When you are in the midst of a divorce, your conduct is under a metaphorical microscope. Any behavior that seems inappropriate or counter to what you have said during the proceedings could hurt your prospects of obtaining reasonable arrangements when it comes to parenting time, child support, spousal support, property division, etc.

Electronic forms of communication, such as social media, email and texting, are ubiquitous in today’s world. However, they can be extremely damaging to your divorce case. It is best to stop using them entirely until divorce finalization. Read on to find out why.

Creating an electronic paper trail

Once you send a message out into the ether of the internet, you can no longer control what happens to it or who sees it.

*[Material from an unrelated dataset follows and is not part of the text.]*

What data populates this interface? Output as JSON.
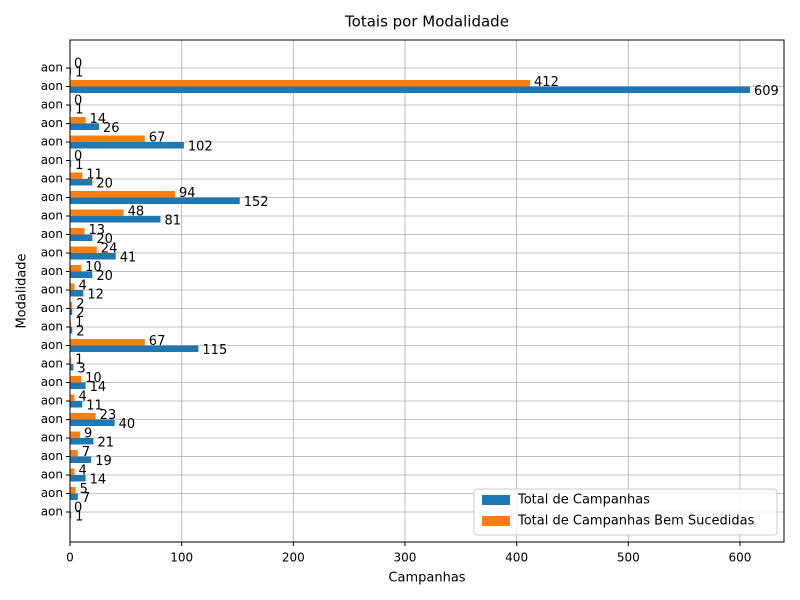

Even if you send something that is supposed to remain private, you cannot count on it remaining so. Furthermore, every message that you send, including texts, emails and social media posts, contains identifying information that can trace it back to you. In other words, the private venting that you do about your future ex-spouse, details of an extramarital affair, etc., may come back to haunt you in divorce court.

Tagging

Even if you can resist the temptation to stop using social media during your divorce, you cannot stop other people from tagging you in photographs. That means that your ex and his/her attorney can see what you have been up to. Whether it involves drinking when you are with the kids or taking a vacation when you are short on child support, your ex’s attorney can use the tags to find out and use the information against you.

Protecting yourself

Though it may seem extreme, the best thing to do is to delete all your social media accounts for the duration of the divorce proceedings. That way, you will not fall victim to the temptation to post something you may regret later, and other people will not be able to tag you in photographs that seem to compromise your position. If you wish to make a thorough job of it, you may take the additional step of removing any nonessential email or texting capabilities from your phone.